The MM120 study, however, was accomplished without the use of psychotherapy during the session. Instead, monitors sat in the room to assure safety, but spent their time “mostly reading books,” Karlin said.
“While prior research has documented the benefits of combining LSD with psychotherapy to alleviate anxiety associated with life-threatening conditions, this groundbreaking study is the first to show that a single dose of LSD … can effectively treat generalized anxiety without the adjunct of psychotherapy,” said psychiatrist Dr. Gabriella Gobbi, a professor and scientist at McGill University Health Centre in Montreal and Canada Research Chair in Therapeutics for Mental Health. She was not involved in the clinical trial.
Compared with experiences with forms of LSD purchased illegally on the street, the study’s grade of MM120 did not appear to induce “bad trips,” Karlin said.
“LSD is difficult to manufacture with high purity and tends to degrade quickly in the presence of light and water,” Karlin said. “We’re manufacturing it to pharmaceutical industry standards, a highly pure version that is also shelf stable. So that’s a critical difference.”

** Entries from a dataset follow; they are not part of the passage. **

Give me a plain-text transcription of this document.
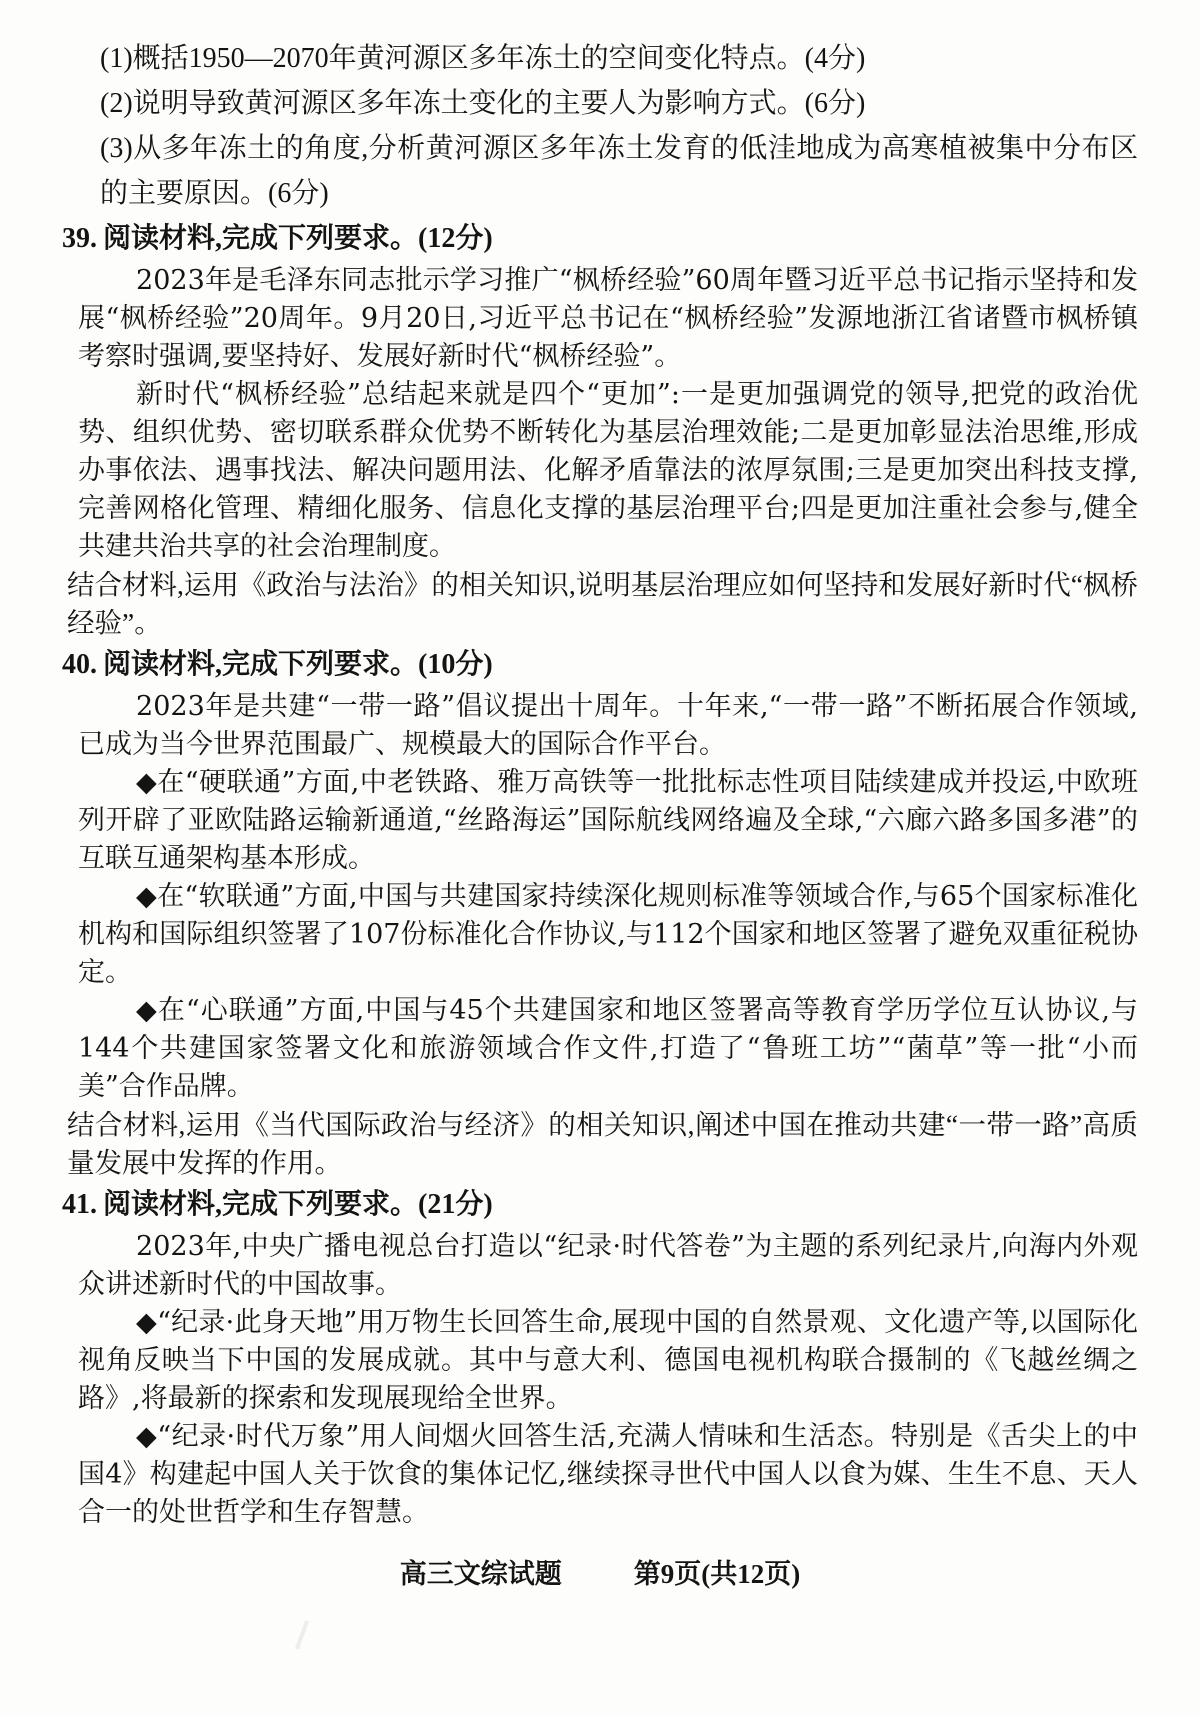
(1)概括1950—2070年黄河源区多年冻土的空间变化特点。(4分)

(2)说明导致黄河源区多年冻土变化的主要人为影响方式。(6分)

(3)从多年冻土的角度,分析黄河源区多年冻土发育的低洼地成为高寒植被集中分布区的主要原因。(6分)

39. 阅读材料,完成下列要求。(12分)

2023年是毛泽东同志批示学习推广“枫桥经验”60周年暨习近平总书记指示坚持和发展“枫桥经验”20周年。9月20日,习近平总书记在“枫桥经验”发源地浙江省诸暨市枫桥镇考察时强调,要坚持好、发展好新时代“枫桥经验”。

新时代“枫桥经验”总结起来就是四个“更加”:一是更加强调党的领导,把党的政治优势、组织优势、密切联系群众优势不断转化为基层治理效能;二是更加彰显法治思维,形成办事依法、遇事找法、解决问题用法、化解矛盾靠法的浓厚氛围;三是更加突出科技支撑,完善网格化管理、精细化服务、信息化支撑的基层治理平台;四是更加注重社会参与,健全共建共治共享的社会治理制度。

结合材料,运用《政治与法治》的相关知识,说明基层治理应如何坚持和发展好新时代“枫桥经验”。

40. 阅读材料,完成下列要求。(10分)

2023年是共建“一带一路”倡议提出十周年。十年来,“一带一路”不断拓展合作领域,已成为当今世界范围最广、规模最大的国际合作平台。

◆在“硬联通”方面,中老铁路、雅万高铁等一批批标志性项目陆续建成并投运,中欧班列开辟了亚欧陆路运输新通道,“丝路海运”国际航线网络遍及全球,“六廊六路多国多港”的互联互通架构基本形成。

◆在“软联通”方面,中国与共建国家持续深化规则标准等领域合作,与65个国家标准化机构和国际组织签署了107份标准化合作协议,与112个国家和地区签署了避免双重征税协定。

◆在“心联通”方面,中国与45个共建国家和地区签署高等教育学历学位互认协议,与144个共建国家签署文化和旅游领域合作文件,打造了“鲁班工坊”“菌草”等一批“小而美”合作品牌。

结合材料,运用《当代国际政治与经济》的相关知识,阐述中国在推动共建“一带一路”高质量发展中发挥的作用。

41. 阅读材料,完成下列要求。(21分)

2023年,中央广播电视总台打造以“纪录·时代答卷”为主题的系列纪录片,向海内外观众讲述新时代的中国故事。

◆“纪录·此身天地”用万物生长回答生命,展现中国的自然景观、文化遗产等,以国际化视角反映当下中国的发展成就。其中与意大利、德国电视机构联合摄制的《飞越丝绸之路》,将最新的探索和发现展现给全世界。

◆“纪录·时代万象”用人间烟火回答生活,充满人情味和生活态。特别是《舌尖上的中国4》构建起中国人关于饮食的集体记忆,继续探寻世代中国人以食为媒、生生不息、天人合一的处世哲学和生存智慧。

高三文综试题	第9页(共12页)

Most adverse effects in the study were rated as mild to moderate by participants, occurring mostly on the day of the study, Karlin said. Those included euphoric feelings, illusions and hallucinations, anxiety, abnormal thinking, headaches, dizziness, nausea, excessive sweating, vomiting, numbness or tingling of the skin, and pupil dilation.
A long history of LSD research
When the MM120 clinical trial began in August 2022, it marked the first time LSD had been studied in a medical setting in over 40 years, Karlin said.
During the 1940s and early 1950s, tens of thousands of patients took LSD and other psychotropics to study their effects on cancer anxiety, alcoholism, opioid use disorder, depression, and post-traumatic stress disorder or PTSD. Researchers began to see psychedelics as possible “new tools for shortening psychotherapy.”
But when Harvard University psychologists Timothy Leary and Richard Alpert were fired from the Harvard Psilocybin Project in 1963 after the university discovered they had been giving LSD to their students, the use of psychedelics for research began to lose its luster.
Leary began to speak out publicly, encouraging young people to take LSD recreationally. He quickly became the face of the drug counterculture movement with his signature message, “Turn on, tune in, drop out.”
No longer administered solely in the relative safety of a lab or psychiatrist’s office, LSD began to feature in horror stories of bad “acid” trips at colleges and concerts — headlines that appeared alongside images of anti-Vietnam protests and Woodstock attendees.
In 1968, the United States outlawed LSD and research projects were shut down or forced underground. Then came the 1970 Controlled Substances Act, signed by President Richard Nixon. It classified all hallucinogenics, including psilocybin, as Schedule I drugs — substances with “no currently accepted medical use” and a high probability of abuse.
Clarification: This story has been updated to more precisely reflect the FDA approval process.